Subject proteins are assigned a Z-score, and subjects with a Z-score above 2
are considered to have significant structural similarity.
TmPlsC was queried on the Dali server to find a protein named Glycerol-3-phosphate acyltransferase (GPAT, PDB ID: 1IUQ) from the squash plant Curcubita moschata (11-12). This protein has a Z-score of 15.6. Sequence alignment between TmPlsC and GPAT gave an E value of 0.11.
TmPlsC is a 247-residue intrinsic membrane protein containing a single subunit made up of two domains (7). Residues 1-61 form a N-terminal antiparallel two-α-helix motif, and the remaining residues 62-247 form an αβ-domain consisting of a seven-stranded β-sheet hydrophobic core surrounded by five α-helices and four 310 helices. Five of the seven β-strands form a parallel β-sheet that is antiparallel to the remaining two β-strands. The overall secondary structure is shown here.
The active site is contained in the αβ-domain and its key residues consist of His-84, Asp-89, Lys-105, and Arg-159. Asn-83 and Gln-85 form hydrogen bonds with the neighboring backbone amide nitrogen atoms of His-84 to fix it in place. Glu-156 also forms hydrogen bonds to His-84 to further hold the catalytic His-84 in place. Asp-89 maintains a lone pair of electrons on the Nε2 nitrogen of His-84, which then deprotonates the 2-hydroxyl of LPA. This prepares an oxyanion for nucleophilic attack of the ACP/CoA substrate to acylate the 2-hydroxyl position and form the PA product. The side-chain nitrogen atoms of Lys-105 and Arg-159 bind the 3'-phosphate of LPA through hydrogen bonding and electrostatic interactions. A segment of basic residues from 128-133 stabilizes the negatively charged acyl-ACP through electrostatic interactions.
Hydrophobic residues Tyr-20, Ile-21, Gly-25, Ile-49, and Phe-52 within the N-terminal two-helix motif form a hydrophobic tunnel that selects the 16:0 acyl substrate. Gly-25 sits at the end of the tunnel; when mutated to a larger residue, it blocks the end of the tunnel, changing the acyl substrate selectivity to 14:0. This confirms that the hydrophobic tunnel is responsible for the acyl substrate selectivity of TmPlsC.
Exposed hydrophobic residues Tyr-44, Trp-59, Phe-61, Trp-116, and Trp-200 on the surface of the N-terminal two-helix motif and nearby αβ-domain help TmPlsC associate with the phospholipid membrane through hydrophobic interactions. Exposed basic residues in the N-terminal two-helix motif help associate with the negatively-charged surface phosphates of the membrane.

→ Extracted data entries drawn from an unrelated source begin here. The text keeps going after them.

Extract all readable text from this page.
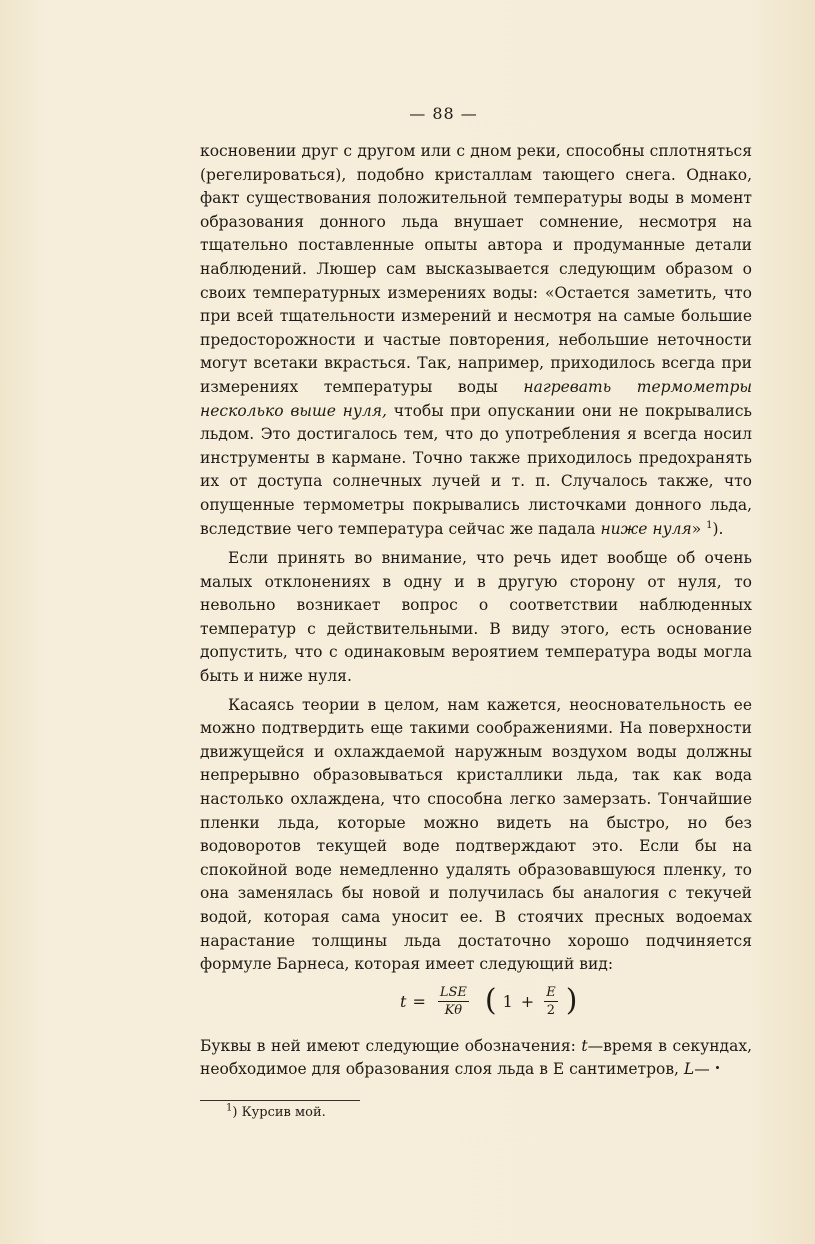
— 88 —

косновении друг с другом или с дном реки, способны сплотняться (регелироваться), подобно кристаллам тающего снега. Однако, факт существования положительной температуры воды в момент образования донного льда внушает сомнение, несмотря на тщательно поставленные опыты автора и продуманные детали наблюдений. Люшер сам высказывается следующим образом о своих температурных измерениях воды: «Остается заметить, что при всей тщательности измерений и несмотря на самые большие предосторожности и частые повторения, небольшие неточности могут всетаки вкрасться. Так, например, приходилось всегда при измерениях температуры воды нагревать термометры несколько выше нуля, чтобы при опускании они не покрывались льдом. Это достигалось тем, что до употребления я всегда носил инструменты в кармане. Точно также приходилось предохранять их от доступа солнечных лучей и т. п. Случалось также, что опущенные термометры покрывались листочками донного льда, вследствие чего температура сейчас же падала ниже нуля» $^1$).

Если принять во внимание, что речь идет вообще об очень малых отклонениях в одну и в другую сторону от нуля, то невольно возникает вопрос о соответствии наблюденных температур с действительными. В виду этого, есть основание допустить, что с одинаковым вероятием температура воды могла быть и ниже нуля.

Касаясь теории в целом, нам кажется, неосновательность ее можно подтвердить еще такими соображениями. На поверхности движущейся и охлаждаемой наружным воздухом воды должны непрерывно образовываться кристаллики льда, так как вода настолько охлаждена, что способна легко замерзать. Тончайшие пленки льда, которые можно видеть на быстро, но без водоворотов текущей воде подтверждают это. Если бы на спокойной воде немедленно удалять образовавшуюся пленку, то она заменялась бы новой и получилась бы аналогия с текучей водой, которая сама уносит ее. В стоячих пресных водоемах нарастание толщины льда достаточно хорошо подчиняется формуле Барнеса, которая имеет следующий вид:

$t = \frac{\text{LSE}}{K\theta}$ ( $1 + \frac{E}{2}$ )

Буквы в ней имеют следующие обозначения: t—время в секундах, необходимое для образования слоя льда в E сантиметров, L—

$^1$) Курсив мой.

There are three ligands listed in the PDB entry for TmPlsC: 1-heptadecanoyl-2-tridecanoyl-3-glycerol-phosphonyl choline, dodecyl-beta-D-maltoside, and nonane, though none of these are its substrates LPA and acyl-ACP or product PA (5, 7). The first and third ligands are molecules from the lipid membrane that crystallized along with TmPlsC, and the second ligand is a detergent used to separate TmPlsC from the membrane. The actual LPA substrate did not crystallize with TmPlsC, and is not shown here.
TmPlsC does not contain any prosthetic groups or associated metal ions (5). There are no alternate conformations for TmPlsC. TmPlsC is not known to be the target of any drugs.
TmPlsC and GPAT do not have significant similarity in primary structure due to an E value of 0.11, which is greater than 0.05 (9). However, they have high similarity in tertiary structure with a Z-score of 15.6, which is greater than 2 (10). The catalytic αβ-domains of TmPlsC and GPAT are nearly identical, with a β-sheet core surrounded by α-helices and 310 helices (11). The structures share a common active site as well. This similarity is not surprising, since both proteins are members of the AGPAT family of proteins, which share four sequence motifs in their αβ-acyltransferase domains, including a conserved HX4D active site motif (6, 12).
The structures differ in their N-terminal domains (11). Instead of an N-terminal two-helix domain, GPAT has four α-helices and one additional β-strand. However, the domains are functionally similar, allowing TmPlsC and GPAT to associate with the membrane. TmPlsC and GPAT share similar functions as acyltransferases along the two-step sequential acylation of G3P to LPA to PA (2-4). GPAT governs the first acylation, while TmPlsC governs the second acylation. The substrates are similar for each structure, which explains their tertiary structure similarity.